According to the BBC, after the lockdown was announced in India last week, people in Delhi and the financial capital, Mumbai, quickly thronged shops and pharmacies amid fears of shortages.

Meanwhile, millions have been left jobless and without money as a result of the shutdown.

It has also sparked an exodus from major cities, where thousands of migrant workers are setting out on long journeys back to their home villages after transport was stopped.

India ranked only 80th in Transparency International’s world corruption perception index in 2019. Indonesia, Pakistan, Mexico, Nigeria and Bangladesh ranked even lower at 85th, 120th, 130th and 146th equal respectively among the 180 countries included.

Corruption means that nothing can be achieved quickly and efficiently. But as the virus spreads, only the most draconian measures will lessen the impact and the countries least able to protect themselves will be among the hardest hit.

Prof Neil Ferguson, from Imperial College London and author of the report, said: ‘Our research adds to the growing evidence that the COVID-19 pandemic poses a grave global public health threat.

He adds that ’sharing both resources and best practice is critically important if the potentially catastrophic impacts of the pandemic are to be prevented at a global level.

Strategies to suppress the virus will need to be maintained in some way until vaccines or effective treatments become available to avoid the risk of another epidemic.

The West has huge expertise and now experience in battling COVID-19. But what will we do to help the less-advantaged global south as they face an even bigger challenge?

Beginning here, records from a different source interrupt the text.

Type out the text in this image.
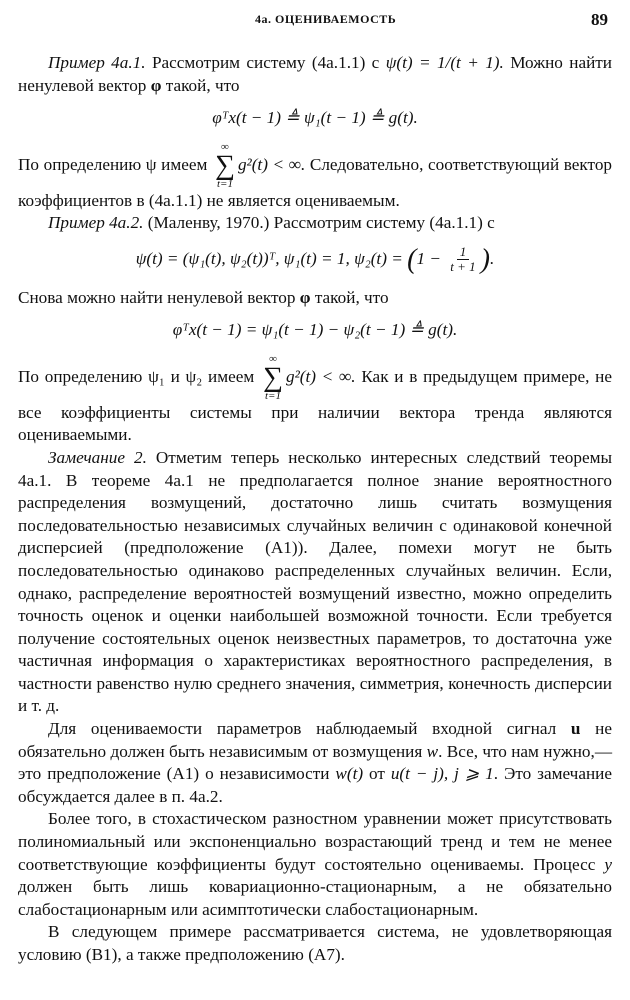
4а. ОЦЕНИВАЕМОСТЬ	89

Пример 4а.1. Рассмотрим систему (4а.1.1) с ψ(t) = 1/(t + 1). Можно найти ненулевой вектор φ такой, что

φᵀx(t − 1) ≜ ψ₁(t − 1) ≜ g(t).

По определению ψ имеем
∞
∑
t=1
g²(t) < ∞. Следовательно, соответствующий вектор коэффициентов в (4а.1.1) не является оцениваемым.

Пример 4а.2. (Маленву, 1970.) Рассмотрим систему (4а.1.1) с

ψ(t) = (ψ₁(t), ψ₂(t))ᵀ, ψ₁(t) = 1, $\psi_2(t) = (1 - \frac{1}{t + 1}$ ).

Снова можно найти ненулевой вектор φ такой, что

φᵀx(t − 1) = ψ₁(t − 1) − ψ₂(t − 1) ≜ g(t).

По определению ψ₁ и ψ₂ имеем
∞
∑
t=1
g²(t) < ∞. Как и в предыдущем примере, не все коэффициенты системы при наличии вектора тренда являются оцениваемыми.

Замечание 2. Отметим теперь несколько интересных следствий теоремы 4а.1. В теореме 4а.1 не предполагается полное знание вероятностного распределения возмущений, достаточно лишь считать возмущения последовательностью независимых случайных величин с одинаковой конечной дисперсией (предположение (A1)). Далее, помехи могут не быть последовательностью одинаково распределенных случайных величин. Если, однако, распределение вероятностей возмущений известно, можно определить точность оценок и оценки наибольшей возможной точности. Если требуется получение состоятельных оценок неизвестных параметров, то достаточна уже частичная информация о характеристиках вероятностного распределения, в частности равенство нулю среднего значения, симметрия, конечность дисперсии и т. д.

Для оцениваемости параметров наблюдаемый входной сигнал u не обязательно должен быть независимым от возмущения w. Все, что нам нужно,— это предположение (A1) о независимости w(t) от u(t − j), j ⩾ 1. Это замечание обсуждается далее в п. 4а.2.

Более того, в стохастическом разностном уравнении может присутствовать полиномиальный или экспоненциально возрастающий тренд и тем не менее соответствующие коэффициенты будут состоятельно оцениваемы. Процесс y должен быть лишь ковариационно-стационарным, а не обязательно слабостационарным или асимптотически слабостационарным.

В следующем примере рассматривается система, не удовлетворяющая условию (B1), а также предположению (A7).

One thing is clear – if interventions are to have an impact and go any way towards saving 95 per cent of the 40 million who could die this year then we must act quickly. In a matter of weeks, it could be too late.

We cannot wait as long as we did in the West before acting – as developing countries do not have enough hospital beds and oxygen, let alone ventilators to provide back up if prevention of the spread of the virus is unsuccessful.


This blog was originally posted on the ICMDA Blog on 30 March 2020 and is re-posted here by kind permission.